Airport reopens after snow strands 86,000 on South Korea's Jeju island

 A snowplough clears runways at Jeju International Airport on the southern resort island of Jeju in South Korea on Jan 24, 2016.
A snowplough clears runways at Jeju International Airport on the southern resort island of Jeju in South Korea on Jan 24, 2016. PHOTO: EPA
When flights were grounded, passengers slept in a departure hall at Jeju International Airport in South Korea on Jan 25, 2016.
When flights were grounded, passengers slept in a departure hall at Jeju International Airport in South Korea on Jan 25, 2016. PHOTO: EPA

SEOUL (AFP) - The first flight in three days took off from the South Korean resort island of Jeju on Monday (Jan 25) after the biggest snowfall in three decades shut the airport and stranded nearly 90,000 people.

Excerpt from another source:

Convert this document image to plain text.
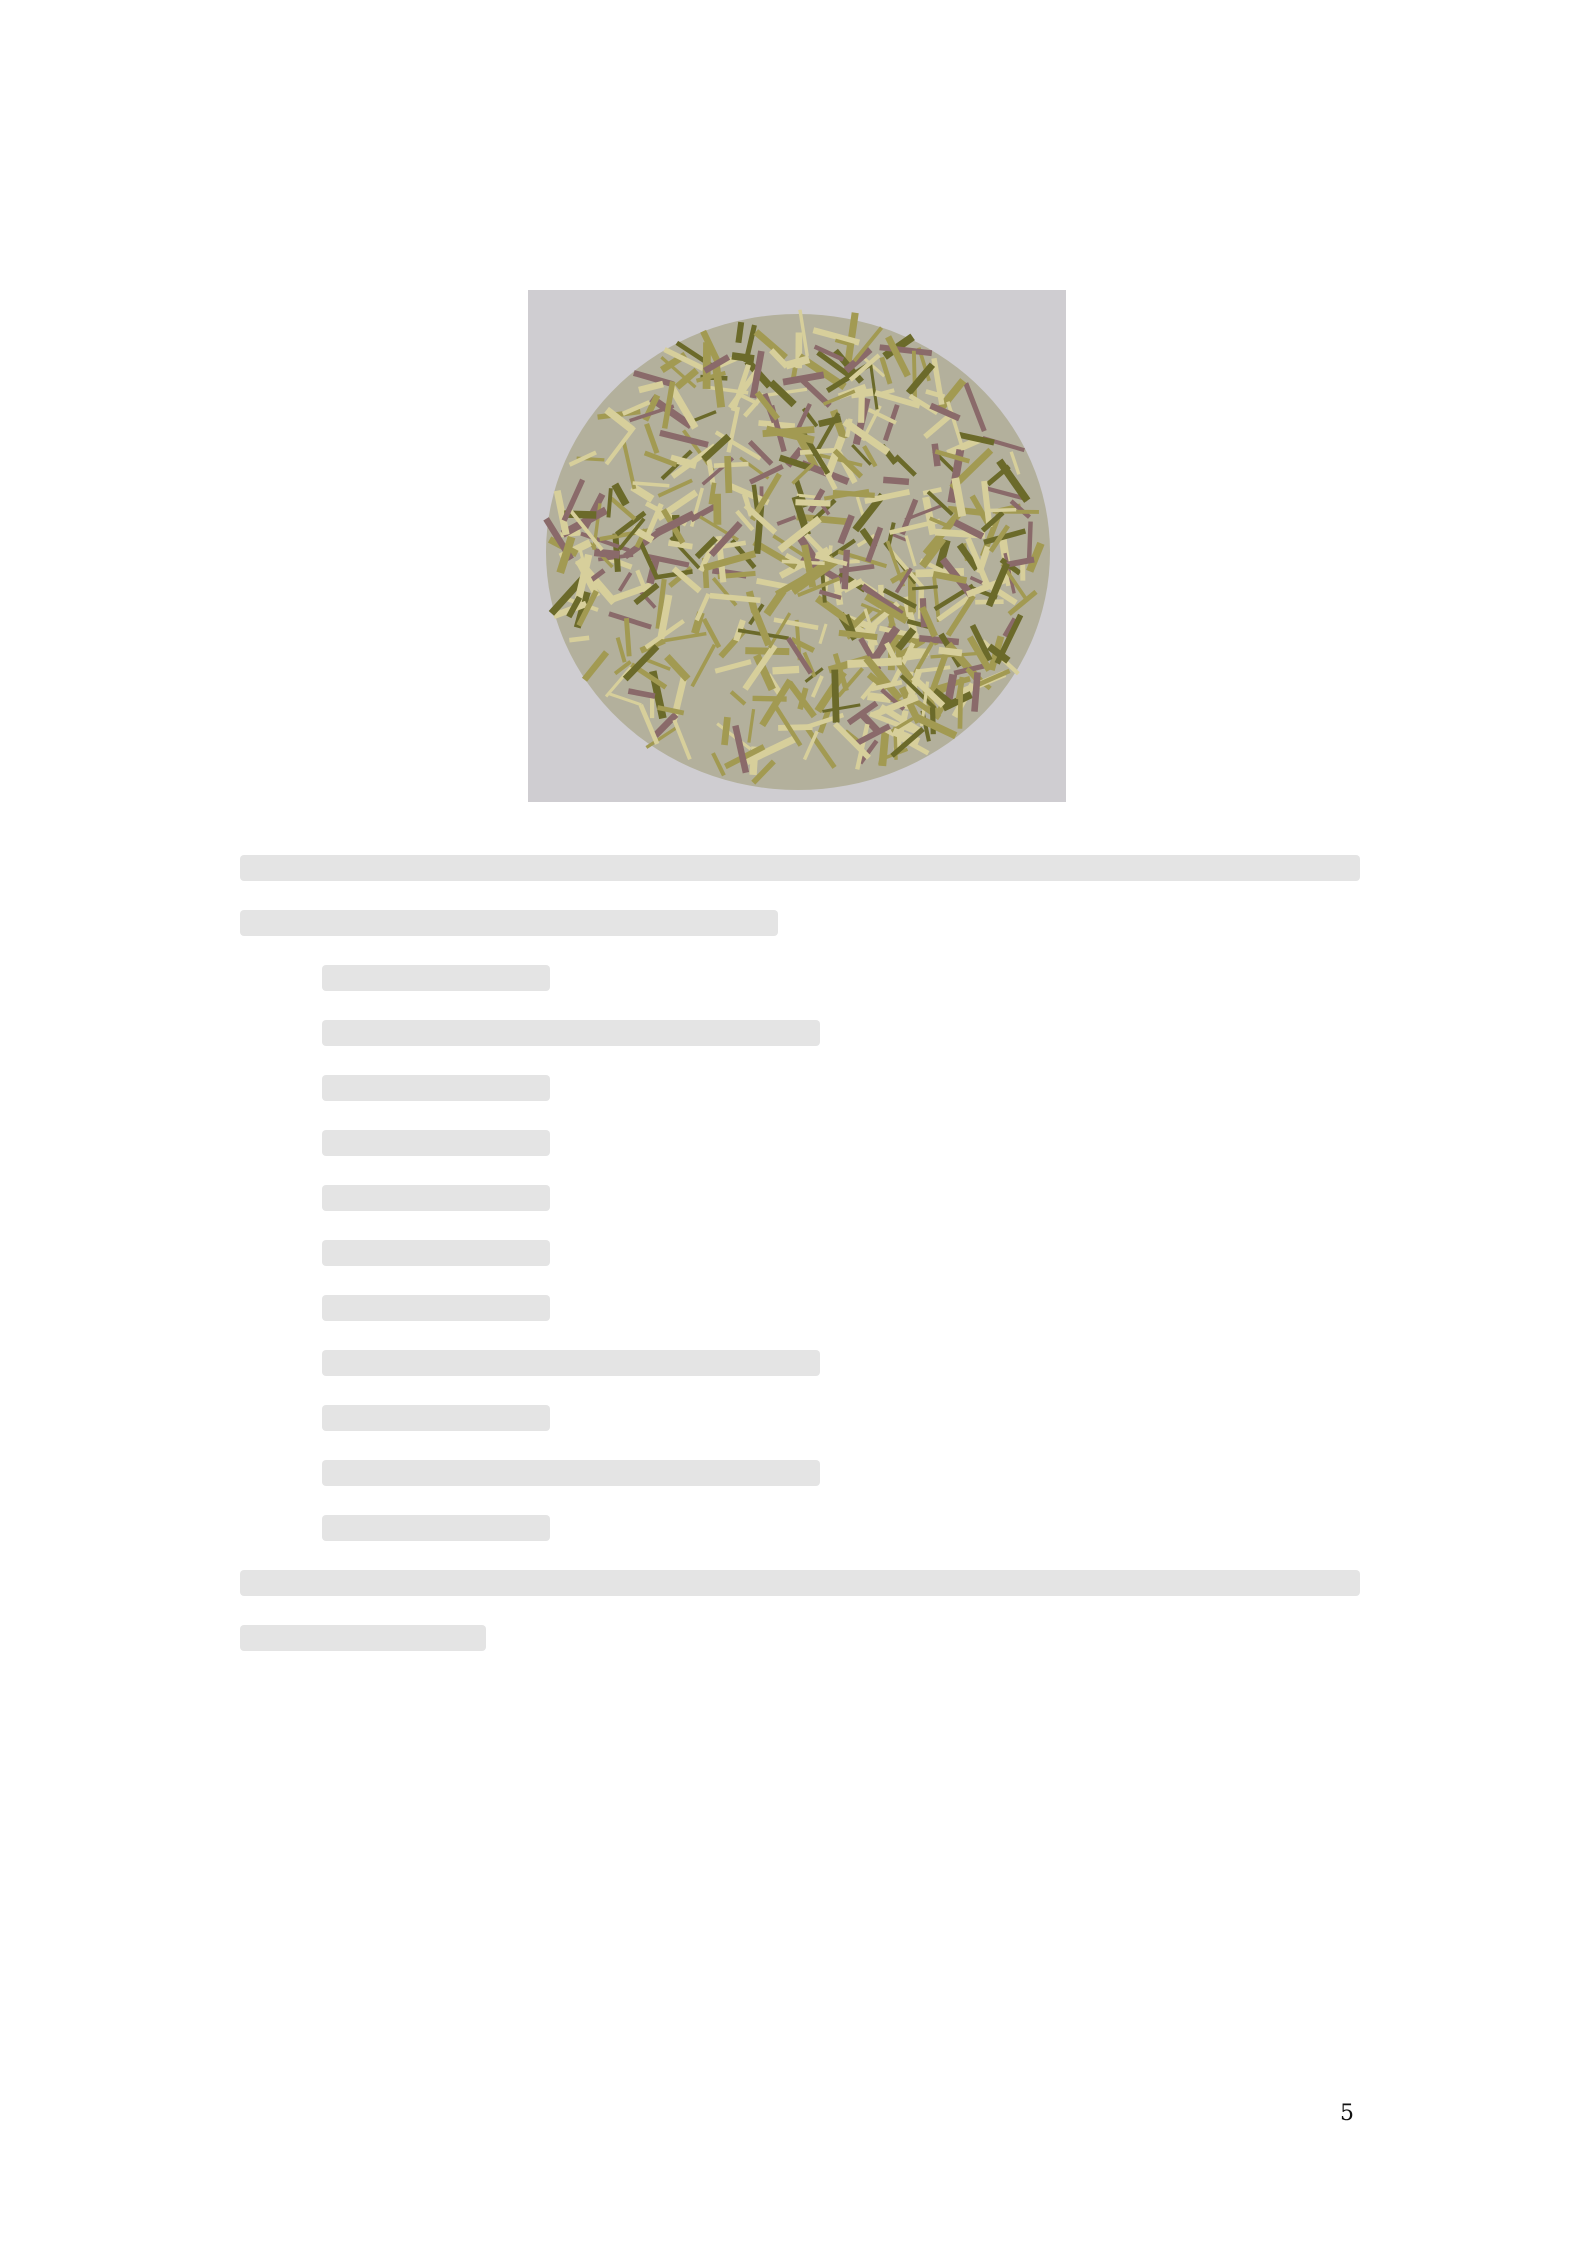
5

Known as the Hawaii of South Korea for its beaches and usually warm climate, Jeju took the brunt of a week-long cold snap that sent the mercury plunging to record lows across the country.

The popular holiday destination recorded its heaviest snowfall in three decades over the weekend, as the temperature dropped to -6.1 deg C.  

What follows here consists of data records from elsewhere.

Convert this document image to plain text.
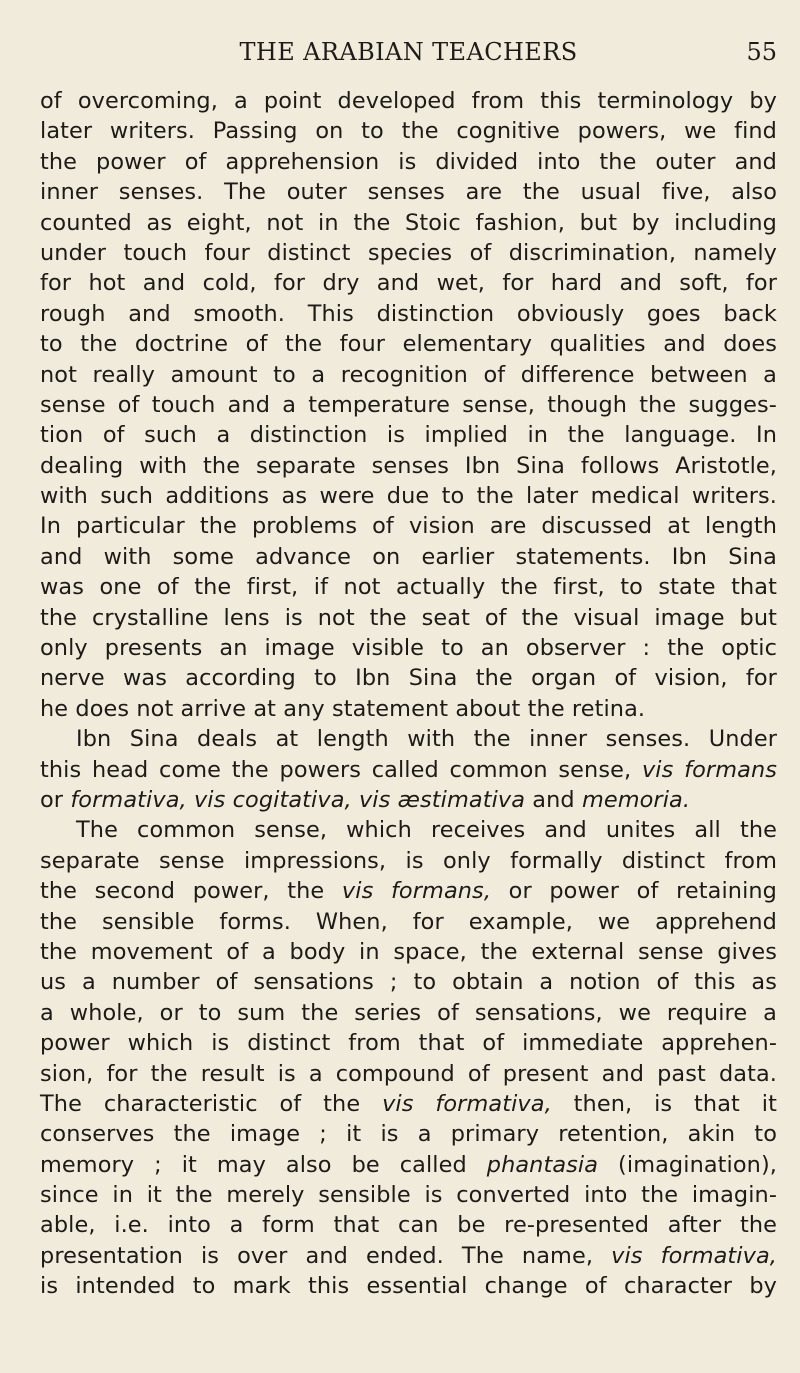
THE ARABIAN TEACHERS	55
of overcoming, a point developed from this terminology by
later writers. Passing on to the cognitive powers, we find
the power of apprehension is divided into the outer and
inner senses. The outer senses are the usual five, also
counted as eight, not in the Stoic fashion, but by including
under touch four distinct species of discrimination, namely
for hot and cold, for dry and wet, for hard and soft, for
rough and smooth. This distinction obviously goes back
to the doctrine of the four elementary qualities and does
not really amount to a recognition of difference between a
sense of touch and a temperature sense, though the sugges-
tion of such a distinction is implied in the language. In
dealing with the separate senses Ibn Sina follows Aristotle,
with such additions as were due to the later medical writers.
In particular the problems of vision are discussed at length
and with some advance on earlier statements. Ibn Sina
was one of the first, if not actually the first, to state that
the crystalline lens is not the seat of the visual image but
only presents an image visible to an observer : the optic
nerve was according to Ibn Sina the organ of vision, for
he does not arrive at any statement about the retina.
Ibn Sina deals at length with the inner senses. Under
this head come the powers called common sense, vis formans
or formativa, vis cogitativa, vis æstimativa and memoria.
The common sense, which receives and unites all the
separate sense impressions, is only formally distinct from
the second power, the vis formans, or power of retaining
the sensible forms. When, for example, we apprehend
the movement of a body in space, the external sense gives
us a number of sensations ; to obtain a notion of this as
a whole, or to sum the series of sensations, we require a
power which is distinct from that of immediate apprehen-
sion, for the result is a compound of present and past data.
The characteristic of the vis formativa, then, is that it
conserves the image ; it is a primary retention, akin to
memory ; it may also be called phantasia (imagination),
since in it the merely sensible is converted into the imagin-
able, i.e. into a form that can be re-presented after the
presentation is over and ended. The name, vis formativa,
is intended to mark this essential change of character by
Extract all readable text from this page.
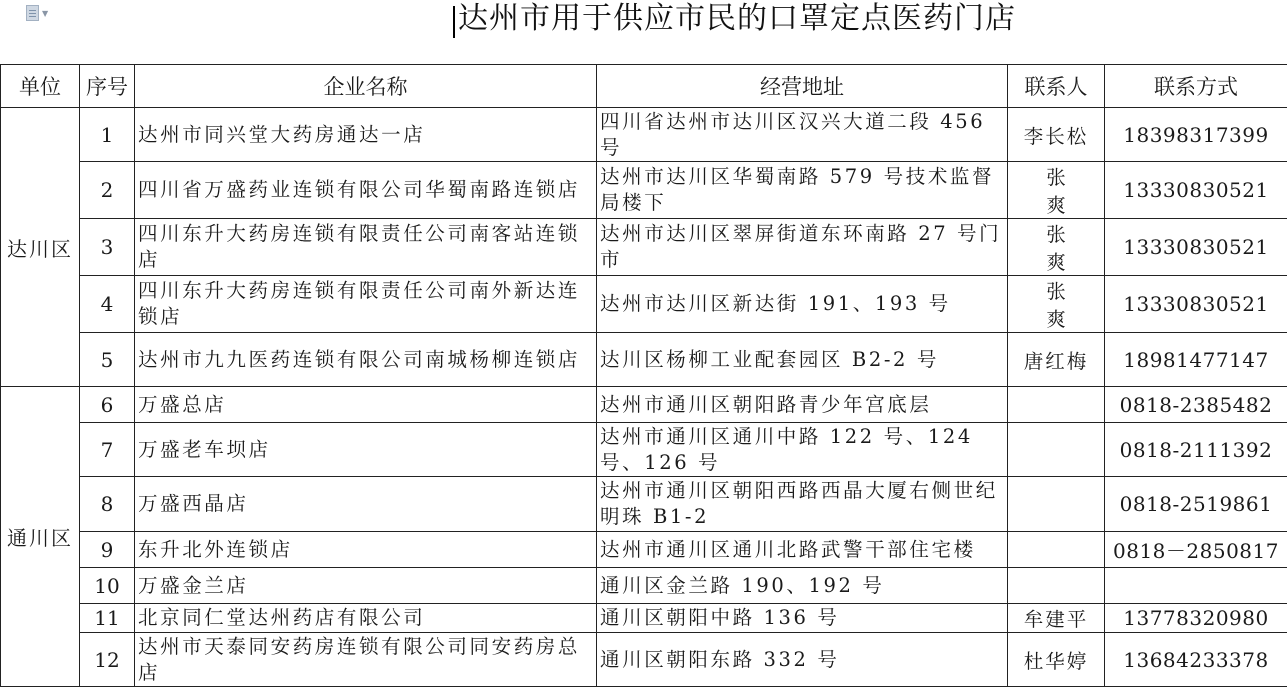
▼	达州市用于供应市民的口罩定点医药门店
单位	序号	企业名称	经营地址	联系人	联系方式
达川区	1	达州市同兴堂大药房通达一店	四川省达州市达川区汉兴大道二段 456 号	李长松	18398317399
	2	四川省万盛药业连锁有限公司华蜀南路连锁店	达州市达川区华蜀南路 579 号技术监督局楼下	张爽	13330830521
	3	四川东升大药房连锁有限责任公司南客站连锁店	达州市达川区翠屏街道东环南路 27 号门市	张爽	13330830521
	4	四川东升大药房连锁有限责任公司南外新达连锁店	达州市达川区新达街 191、193 号	张爽	13330830521
	5	达州市九九医药连锁有限公司南城杨柳连锁店	达川区杨柳工业配套园区 B2-2 号	唐红梅	18981477147
通川区	6	万盛总店	达州市通川区朝阳路青少年宫底层		0818-2385482
	7	万盛老车坝店	达州市通川区通川中路 122 号、124 号、126 号		0818-2111392
	8	万盛西晶店	达州市通川区朝阳西路西晶大厦右侧世纪明珠 B1-2		0818-2519861
	9	东升北外连锁店	达州市通川区通川北路武警干部住宅楼		0818－2850817
	10	万盛金兰店	通川区金兰路 190、192 号		
	11	北京同仁堂达州药店有限公司	通川区朝阳中路 136 号	牟建平	13778320980
	12	达州市天泰同安药房连锁有限公司同安药房总店	通川区朝阳东路 332 号	杜华婷	13684233378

On Saturday the transport ministry shut Jeju International Airport due to the heavy snow and strong winds. Almost 1,100 flights were cancelled over the weekend and Monday, leaving some 86,000 frustrated travellers stranded on the island.

 

But finally a plane did manage to take off shortly before 3pm (2pm Singapore time) and a ministry official said departures would quickly pick up pace.  

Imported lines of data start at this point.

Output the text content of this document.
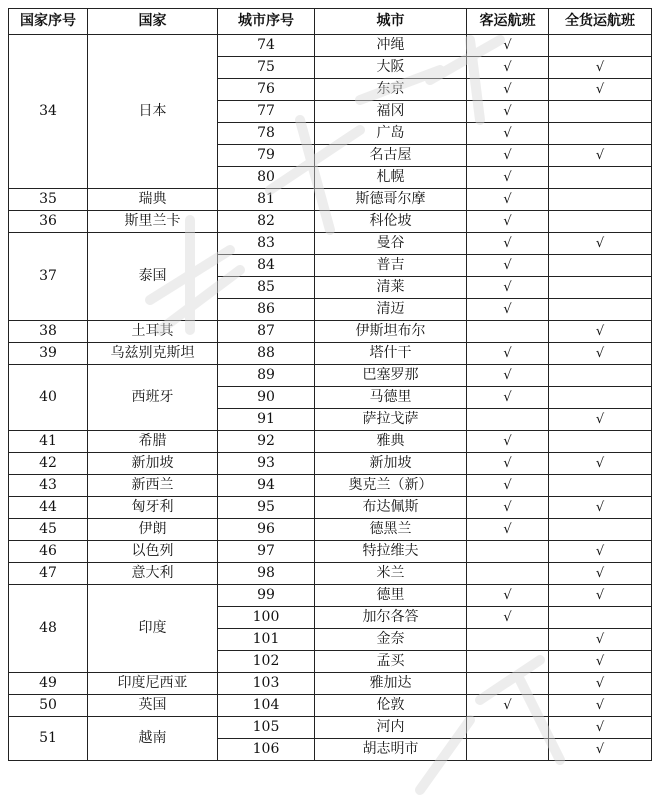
国家序号	国家	城市序号	城市	客运航班	全货运航班
34	日本	74	冲绳	√	
		75	大阪	√	√
		76	东京	√	√
		77	福冈	√	
		78	广岛	√	
		79	名古屋	√	√
		80	札幌	√	
35	瑞典	81	斯德哥尔摩	√	
36	斯里兰卡	82	科伦坡	√	
37	泰国	83	曼谷	√	√
		84	普吉	√	
		85	清莱	√	
		86	清迈	√	
38	土耳其	87	伊斯坦布尔		√
39	乌兹别克斯坦	88	塔什干	√	√
40	西班牙	89	巴塞罗那	√	
		90	马德里	√	
		91	萨拉戈萨		√
41	希腊	92	雅典	√	
42	新加坡	93	新加坡	√	√
43	新西兰	94	奥克兰（新）	√	
44	匈牙利	95	布达佩斯	√	√
45	伊朗	96	德黑兰	√	
46	以色列	97	特拉维夫		√
47	意大利	98	米兰		√
48	印度	99	德里	√	√
		100	加尔各答	√	
		101	金奈		√
		102	孟买		√
49	印度尼西亚	103	雅加达		√
50	英国	104	伦敦	√	√
51	越南	105	河内		√
		106	胡志明市		√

“Arrivals to the island will take a little longer as they have to clear more than 30 parked aircraft,” the official said. 

Thousands had been forced to spend the night at the airport, bundled up in blankets and sleeping on cardboard to avoid the freezing floors.

Although it was spared any snowfall, the capital Seoul recorded its coldest day in 15 years on Sunday when the temperature fell to -18 deg C. 

On Saturday the state weather agency had issued a cold wave warning for Seoul for the first time in five years.